Si l’échec adulte s’accompagne du sentiment de faute, c’est sans doute qu’autrefois, l’enfant n’a jamais appris que tout désir a droit de cité en tant que désir. En outre, puisque l’essentiel du sentiment de culpabilité se vit dans l’inconscient qui est avant tout centré sur lui-même, on peut émettre l’hypothèse que le sentiment de faute naît principalement du renoncement à soi-même, à sa propre vie de désir. Il faudrait alors chercher derrière le sentiment de faute, lié à l’expérience adulte d’échec, le sentiment bien plus ancien d’être coupable envers soi-même de s’être laissé amputer d’une part essentielle de soi.
Culp p 70

(Donné en 2007)
On dira que l’accusation de soi et l’accusation d’autrui (l’autojustification) conduisent à la même autosuffisance : cette manière de se passer du regard de Dieu, de sa façon de voir les choses ou de son jugement, constitue la situation de péché par excellence. Dans les deux cas, l’instance de décision, la référence absolue est soi-même : je décide que je suis coupable, je décide que l’autre est coupable ; le jugement que je porte s’énonce en l’absence de toute relation.
La cécité la plus dangereuse du point de vue de la foi consiste à annexer Dieu et à confondre son regard avec le regard humain…
A une situation douloureuse de frustration, d’échec ou d’impuissance, la personne oppose ‘’l’explication’’ de la culpabilité, décidant souverainement du Bien et du Mal à la place de Dieu, ce qui lui permet de faire l’économie de la souffrance injuste et du mystère inexplicable, du mal et du malheur…
… l’enfermement dans la culpabilité est-il tel que la personne en arrive à ne plus voir le mal réel qu’elle fait aux autres, les fautes réelles dont elle est responsable ?...on peut parler d’un univers autarcique de la faute, créé par une accusation qui abolit la relation, le vis-à-vis, la responsabilité réelle envers l’autre/Autre.
Culp p 86

(Donné en 2007)
Ce qui est ‘’perdu’’ dans l’univers autarcique de la faute, c’est avant tout la foi en la communication.
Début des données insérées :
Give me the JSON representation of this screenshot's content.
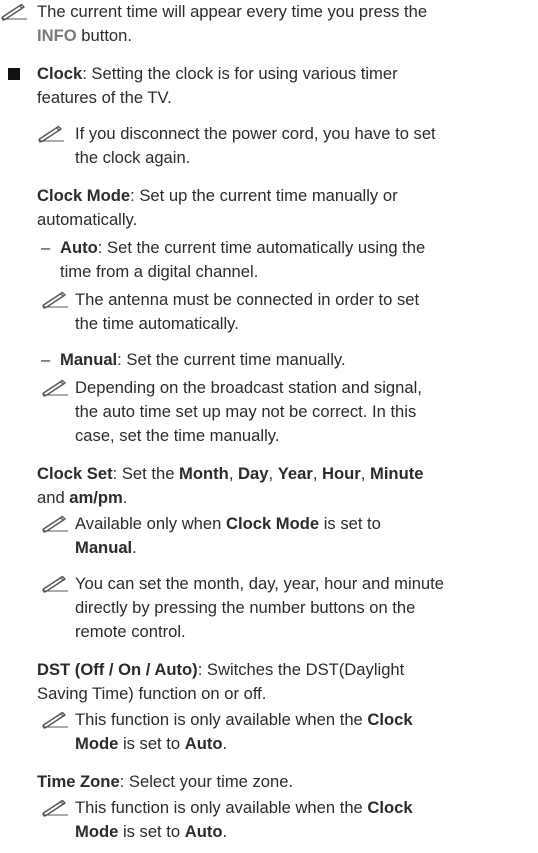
{
  "intro_note": {
    "line1": "The current time will appear every time you press the",
    "info": "INFO",
    "line2_rest": " button."
  },
  "clock": {
    "label": "Clock",
    "text_line1": ": Setting the clock is for using various timer",
    "text_line2": "features of the TV.",
    "note_line1": "If you disconnect the power cord, you have to set",
    "note_line2": "the clock again."
  },
  "clock_mode": {
    "label": "Clock Mode",
    "text_line1": ": Set up the current time manually or",
    "text_line2": "automatically.",
    "auto_label": "Auto",
    "auto_line1": ": Set the current time automatically using the",
    "auto_line2": "time from a digital channel.",
    "auto_note_line1": "The antenna must be connected in order to set",
    "auto_note_line2": "the time automatically.",
    "manual_label": "Manual",
    "manual_text": ": Set the current time manually.",
    "manual_note_line1": "Depending on the broadcast station and signal,",
    "manual_note_line2": "the auto time set up may not be correct. In this",
    "manual_note_line3": "case, set the time manually."
  },
  "clock_set": {
    "label": "Clock Set",
    "text_a": ": Set the ",
    "month": "Month",
    "comma1": ", ",
    "day": "Day",
    "comma2": ", ",
    "year": "Year",
    "comma3": ", ",
    "hour": "Hour",
    "comma4": ", ",
    "minute": "Minute",
    "and": "and ",
    "ampm": "am/pm",
    "period": ".",
    "note1_a": "Available only when ",
    "note1_b": "Clock Mode",
    "note1_c": " is set to",
    "note1_d": "Manual",
    "note1_e": ".",
    "note2_line1": "You can set the month, day, year, hour and minute",
    "note2_line2": "directly by pressing the number buttons on the",
    "note2_line3": "remote control."
  },
  "dst": {
    "label": "DST (Off / On / Auto)",
    "text_line1": ": Switches the DST(Daylight",
    "text_line2": "Saving Time) function on or off.",
    "note_a": "This function is only available when the ",
    "note_b": "Clock",
    "note_c": "Mode",
    "note_d": " is set to ",
    "note_e": "Auto",
    "note_f": "."
  },
  "time_zone": {
    "label": "Time Zone",
    "text": ": Select your time zone.",
    "note_a": "This function is only available when the ",
    "note_b": "Clock",
    "note_c": "Mode",
    "note_d": " is set to ",
    "note_e": "Auto",
    "note_f": "."
  },
  "dash_char": "–",
  "icon_name": "note-pencil-icon"
}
Paradoxalement, c’est pour échapper à la solitude, pour maintenir à tout prix la relation qu’on s’attribue la faute, et c’est précisément alors qu’on se ‘’perd’’ et qu’on ‘’perd’’ autrui.
Culp p 87

(Donné en 2007)
Le satan semble bien désigner ce pouvoir, en l’humain, de sécréter une accusation qui – aussi bien par la faute niée que par la faute fantasmée – abolit la relation, le vis-à-vis, le ‘’visage’’ de Dieu : à deux reprises, l’auteur de Job indique que, pour opérer, ‘’le satan sortit d’avec le visage de Dieu’’ (Jb 1, 12 et 2,7).
La notion biblique de satan fait donc bien apparaître que le péché dans son sens premier de rupture de relation avec Dieu s’enracine en deçà de la faute réelle, dans l’univers autarcique du sentiment de culpabilité. Insaisissable comme le serpent de la genèse, le satan est, en l’humain, ce qui le tente de s’enfermer dans le monde de la culpabilité-disculpation qu’il crée lui-même ou qui se crée en lui. il est, en Adam et Eve, ce qui les tente de soupçonner Dieu de méchanceté gratuite, c’est-à-dire de les avoir créés pour frapper d’interdit leur désir et les priver de la joie de vivre.
Culp p 88

(Donné en 2007)
Le sentiment de culpabilité conduit à une impasse. Renoncer à s’y fourvoyer, c’est faire face à ce ‘’quelque chose venu d’ailleurs’’ qui n’avait pas pu être évité, cette souffrance injustifiée que les sentiments de culpabilité avaient fini par recouvrir entièrement.
Or le propre de l’univers autarcique de la culpabilité-disculpation est d’empêcher la personne qui y est enfermée de voir le mal dont souffre l’autre. A plus forte raison de voir le mal dont souffre Dieu qu’elle ne voit pas ! en Jésus crucifié, Dieu dit de la manière la plus explicite qu’il est l’Autre de l’humain, lui aussi affecté par le mal, l’échec, la souffrance impuissante, mais se tenant libre hors de l’univers de la Faute. C’est en cela que consiste la sainteté de Dieu. Quand l’humain cède à la tentation de se couper de l’autre/Autre en l’enfermant dans la Faute ou en s’y enfermant lui-même, Dieu se tient résolument au dehors. ‘’c’est pourquoi le thème biblique du serpent, de Satan et même de la Colère de Dieu s’approche du thème du ‘’dieu méchant’’ sans jamais l’atteindre. La conquête de la sainteté de Dieu par les prophètes empêchait à tout jamais de coordonner l’Autre de la culpabilité humaine à la nature de Dieu’’ (Paul Ricœur).
Culp p 89

(Donné en 2007)
Il s’agira de renoncer à la maîtrise de la faute, donc du Bien et du Mal, et d’opter pour une quête de soi ou de la vérité de son être ‘’perdu’’ dans le dédale des sentiments de culpabilité et de disculpation. Cela devient possible quand on se laisse inspirer par un Dieu qu’on adore ‘’en Esprit et en vérité’’. En Esprit parce que ‘’l’Esprit souffle où il veut’’ et qu’il balaie les représentations caricaturales qu’on se fait de soi-même et de l’autre/Autre ; en vérité parce que la Vérité de Dieu, pas plus que la vérité de l’humain, ne se réduit au système explicatif de la culpabilité-accusation.
Culp p 90

Or il faut précisément la puissance de l’appel évangélique à ‘’perdre sa vie’’ pour se risquer à sortir de soi-même, c’est-à-dire du système de survie que représente ‘’l’explication’’ de la culpabilité.